L’ Avellino fa la “grande” tra le “piccole” e respira aria di playoff

L’ Avellino fa la “grande” tra le “piccole” e respira aria di playoff

Prosegue la scalata in classifica dell’ Avellino, che finalmente abbandonano la zona rossa e si piazzano al quattordicesimo posto, a quota 29 punti, a sole 5 lunghezze dall’ottava piazza.

Prosegue la scalata in classifica dei lupi, che finalmente abbandonano la zona rossa e si piazzano al quattordicesimo posto, a quota 29 punti, a sole 5 lunghezze dall’ottava piazza.
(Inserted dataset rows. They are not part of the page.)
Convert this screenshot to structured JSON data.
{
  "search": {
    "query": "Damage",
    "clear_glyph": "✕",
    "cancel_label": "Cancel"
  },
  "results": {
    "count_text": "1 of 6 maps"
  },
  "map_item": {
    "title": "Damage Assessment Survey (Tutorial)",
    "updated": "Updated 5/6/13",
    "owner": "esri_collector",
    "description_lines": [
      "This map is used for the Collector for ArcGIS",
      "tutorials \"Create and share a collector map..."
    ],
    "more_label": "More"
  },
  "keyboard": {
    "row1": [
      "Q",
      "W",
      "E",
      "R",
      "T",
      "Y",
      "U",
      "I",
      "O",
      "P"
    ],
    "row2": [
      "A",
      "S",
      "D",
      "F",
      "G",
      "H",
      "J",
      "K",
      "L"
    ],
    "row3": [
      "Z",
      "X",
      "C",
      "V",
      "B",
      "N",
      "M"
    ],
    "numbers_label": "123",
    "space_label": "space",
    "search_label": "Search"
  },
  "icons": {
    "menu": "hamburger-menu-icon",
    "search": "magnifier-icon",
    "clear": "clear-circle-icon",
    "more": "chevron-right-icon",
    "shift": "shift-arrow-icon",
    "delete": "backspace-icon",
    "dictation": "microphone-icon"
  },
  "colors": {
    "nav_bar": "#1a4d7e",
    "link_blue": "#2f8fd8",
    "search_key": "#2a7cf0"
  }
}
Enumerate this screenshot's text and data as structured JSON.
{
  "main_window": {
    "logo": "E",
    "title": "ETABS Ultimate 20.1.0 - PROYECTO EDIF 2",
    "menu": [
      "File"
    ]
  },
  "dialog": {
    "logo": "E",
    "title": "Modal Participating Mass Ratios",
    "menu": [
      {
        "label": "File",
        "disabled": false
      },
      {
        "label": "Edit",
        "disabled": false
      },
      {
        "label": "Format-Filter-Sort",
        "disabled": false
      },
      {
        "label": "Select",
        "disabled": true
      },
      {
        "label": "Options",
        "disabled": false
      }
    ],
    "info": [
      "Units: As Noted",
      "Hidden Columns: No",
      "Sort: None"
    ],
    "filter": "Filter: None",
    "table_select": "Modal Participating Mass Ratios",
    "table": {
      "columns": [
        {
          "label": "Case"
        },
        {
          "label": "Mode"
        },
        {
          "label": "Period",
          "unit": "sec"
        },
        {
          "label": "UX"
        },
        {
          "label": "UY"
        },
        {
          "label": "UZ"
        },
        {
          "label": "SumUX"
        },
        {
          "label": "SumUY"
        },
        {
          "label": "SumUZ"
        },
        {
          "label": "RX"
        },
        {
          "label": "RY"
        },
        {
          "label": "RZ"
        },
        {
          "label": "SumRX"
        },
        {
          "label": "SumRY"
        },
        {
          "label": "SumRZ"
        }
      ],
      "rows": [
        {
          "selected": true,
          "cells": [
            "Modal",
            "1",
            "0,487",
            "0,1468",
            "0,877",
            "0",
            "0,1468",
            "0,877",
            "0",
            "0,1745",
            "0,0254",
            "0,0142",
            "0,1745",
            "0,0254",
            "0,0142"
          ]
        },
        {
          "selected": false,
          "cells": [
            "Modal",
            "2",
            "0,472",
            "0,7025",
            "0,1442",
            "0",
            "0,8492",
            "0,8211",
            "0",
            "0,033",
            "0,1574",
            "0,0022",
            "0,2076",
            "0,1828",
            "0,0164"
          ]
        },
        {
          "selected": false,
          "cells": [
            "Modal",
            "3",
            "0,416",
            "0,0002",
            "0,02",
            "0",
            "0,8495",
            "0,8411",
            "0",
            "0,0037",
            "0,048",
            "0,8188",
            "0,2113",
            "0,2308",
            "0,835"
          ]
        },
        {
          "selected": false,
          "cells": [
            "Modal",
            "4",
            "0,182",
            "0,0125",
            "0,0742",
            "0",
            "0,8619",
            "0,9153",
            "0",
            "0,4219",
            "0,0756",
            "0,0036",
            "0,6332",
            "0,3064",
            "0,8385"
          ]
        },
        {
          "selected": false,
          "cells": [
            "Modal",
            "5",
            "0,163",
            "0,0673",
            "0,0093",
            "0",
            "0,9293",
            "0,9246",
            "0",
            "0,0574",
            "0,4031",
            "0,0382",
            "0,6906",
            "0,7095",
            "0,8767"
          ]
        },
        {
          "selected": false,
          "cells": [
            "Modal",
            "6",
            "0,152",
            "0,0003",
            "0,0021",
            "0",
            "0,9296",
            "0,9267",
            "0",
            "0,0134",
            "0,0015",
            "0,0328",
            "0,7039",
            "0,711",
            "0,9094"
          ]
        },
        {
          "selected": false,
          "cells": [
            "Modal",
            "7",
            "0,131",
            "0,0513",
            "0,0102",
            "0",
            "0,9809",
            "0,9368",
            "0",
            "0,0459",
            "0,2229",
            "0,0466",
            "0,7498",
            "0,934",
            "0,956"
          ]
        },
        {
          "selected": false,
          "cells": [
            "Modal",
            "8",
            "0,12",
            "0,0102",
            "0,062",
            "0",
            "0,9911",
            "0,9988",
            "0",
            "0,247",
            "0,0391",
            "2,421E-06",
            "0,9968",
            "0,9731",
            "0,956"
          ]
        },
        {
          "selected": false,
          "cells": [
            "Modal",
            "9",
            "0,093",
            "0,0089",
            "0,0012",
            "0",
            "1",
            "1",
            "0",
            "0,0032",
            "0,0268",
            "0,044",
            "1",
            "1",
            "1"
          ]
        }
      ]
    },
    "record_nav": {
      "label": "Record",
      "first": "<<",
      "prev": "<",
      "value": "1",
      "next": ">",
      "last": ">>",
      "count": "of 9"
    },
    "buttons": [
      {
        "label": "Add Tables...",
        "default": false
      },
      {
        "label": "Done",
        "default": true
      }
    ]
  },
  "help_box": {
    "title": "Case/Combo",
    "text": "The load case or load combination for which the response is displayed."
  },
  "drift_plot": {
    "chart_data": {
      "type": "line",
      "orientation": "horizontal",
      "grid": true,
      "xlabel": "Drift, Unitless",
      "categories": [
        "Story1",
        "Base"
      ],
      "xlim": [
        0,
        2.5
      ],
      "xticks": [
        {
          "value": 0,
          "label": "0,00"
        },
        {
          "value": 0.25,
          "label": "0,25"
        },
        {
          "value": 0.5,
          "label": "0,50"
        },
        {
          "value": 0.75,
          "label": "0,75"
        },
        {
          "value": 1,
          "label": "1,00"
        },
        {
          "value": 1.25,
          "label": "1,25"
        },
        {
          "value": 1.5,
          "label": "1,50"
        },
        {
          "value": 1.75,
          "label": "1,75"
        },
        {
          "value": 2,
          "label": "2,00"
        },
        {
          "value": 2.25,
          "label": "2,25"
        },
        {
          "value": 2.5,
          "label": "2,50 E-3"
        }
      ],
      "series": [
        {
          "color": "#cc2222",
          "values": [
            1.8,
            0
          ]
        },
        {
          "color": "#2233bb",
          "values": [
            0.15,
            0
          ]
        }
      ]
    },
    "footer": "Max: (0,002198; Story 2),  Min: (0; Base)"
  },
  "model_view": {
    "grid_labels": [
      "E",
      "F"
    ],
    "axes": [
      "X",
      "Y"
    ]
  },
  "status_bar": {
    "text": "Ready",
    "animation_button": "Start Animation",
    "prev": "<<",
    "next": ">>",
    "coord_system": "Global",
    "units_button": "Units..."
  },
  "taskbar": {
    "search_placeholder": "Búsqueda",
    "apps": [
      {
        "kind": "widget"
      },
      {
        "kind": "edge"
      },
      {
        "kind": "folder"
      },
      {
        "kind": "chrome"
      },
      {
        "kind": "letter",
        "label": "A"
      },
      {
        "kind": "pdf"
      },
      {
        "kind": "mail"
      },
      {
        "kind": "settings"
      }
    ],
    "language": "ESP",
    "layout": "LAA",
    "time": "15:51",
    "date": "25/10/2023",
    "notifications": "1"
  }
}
Magari non è questo il momento di pensare al piazzamento playoff, in quanto l’obiettivo principale è quello di raggiungere quanto prima possibile la quota salvezza, ma gli ultimi risultati inanellati dagli uomini di Novellino sono decisamente da cammino playoff. Nelle ultime 6 gare l’Avellino ha conquistato 12 punti, frutto di 3 vittorie e 3 pareggi, 9 gol fatti contro i 4 subiti. Mister Novellino ha dato vita ad una squadra completamente diversa da quella che ha disputato la prima parte di stagione sotto la guida di Toscano, una squadra tatticamente ordinata sia collettivamente che individualmente. Va anche dato il giusto merito alla società di aver colmato quei vuoti nella rosa derivanti dagli errori commessi nel mercato estivo.
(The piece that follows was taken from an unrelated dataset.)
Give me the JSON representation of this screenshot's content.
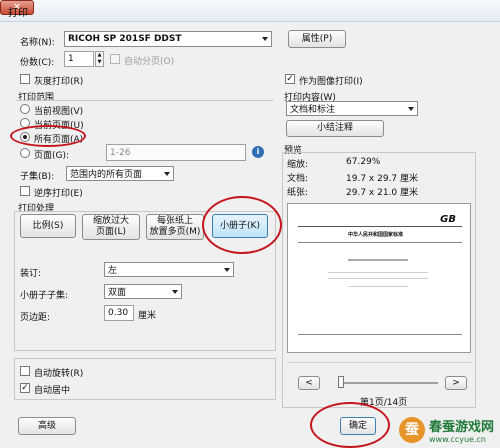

Tant’è che a farne le spese di questo nuovo Avellino è stata anche la (ex-)prima della classe, il Verona di Pecchia. La vittoria contro gli scaligeri è stata costruita fin dai primi minuti di gioco, grazie all’atteggiamento messo in campo dai biancoverdi, che hanno costruito diverse occasioni da gol andando vicini al vantaggio. Non sono mancate però, i soliti svarioni difensivi, specialmente sul versante destro, dove il neo acquisto Laverone non ha ancora trovato confidenza con un ruolo che non gli appartiene del tutto. Senza dubbio la nota più positiva proviene dal centrocampo e ha i connotati di Federico Moretti: geometria e semplicità, le qualità che mancavano a questa squadra da troppo tempo, in quanto negli ultimi anni il centrocampo si è sempre popolato di giocatori le cui caratteristiche principali erano interdizione e pressing. Al suo fianco un Paghera dal doppio volto: dopo un primo tempo giocato non bene, condito da qualche errore di troppo nei passaggi e dal nervosismo, nella seconda frazione di gioco ha decisamente migliorato la sua prestazione, assumendosi anche la responsabilità di calciare il rigore dell’1-0. Sottotono invece D’Angelo, richiamato più volte da Novellino nel corso del primo tempo. Il capitano non era al top della condizione e si è visto, ma dopo la sostituzione è rimasto a bordo campo ad incitare i compagni. Il raddoppio porta la firma di Daniele Verde, che sta dimostrando di aver raggiunto la condizione fisica che aveva promesso qualche mese fa, e sotto la guida sapiente di Novellino sta migliorando sia in fase offensiva ma anche in fase difensiva, nonostante a volte cerchi sempre una giocata di troppo. Il risultato poteva essere ancora più rotondo se solo Belloni avesse servito con i giri giusti il pallone ad Ardemagni, il quale ha disputato un’ottima partita, facendo a sportellate con i difensori gialloblu e cercando anche l’eurogol con una rovesciata.

Finalmente si vede l’Avellino che tutti i tifosi avrebbero voluto vedere sin dall’inizio: una squadra “grande” anche contro le “grandi” di questo campionato. Il prossimo impegno è la trasferta in quel di Cittadella e l’auspicio è quello di allungare la striscia positiva e di ritornare in Irpinia con qualche punto.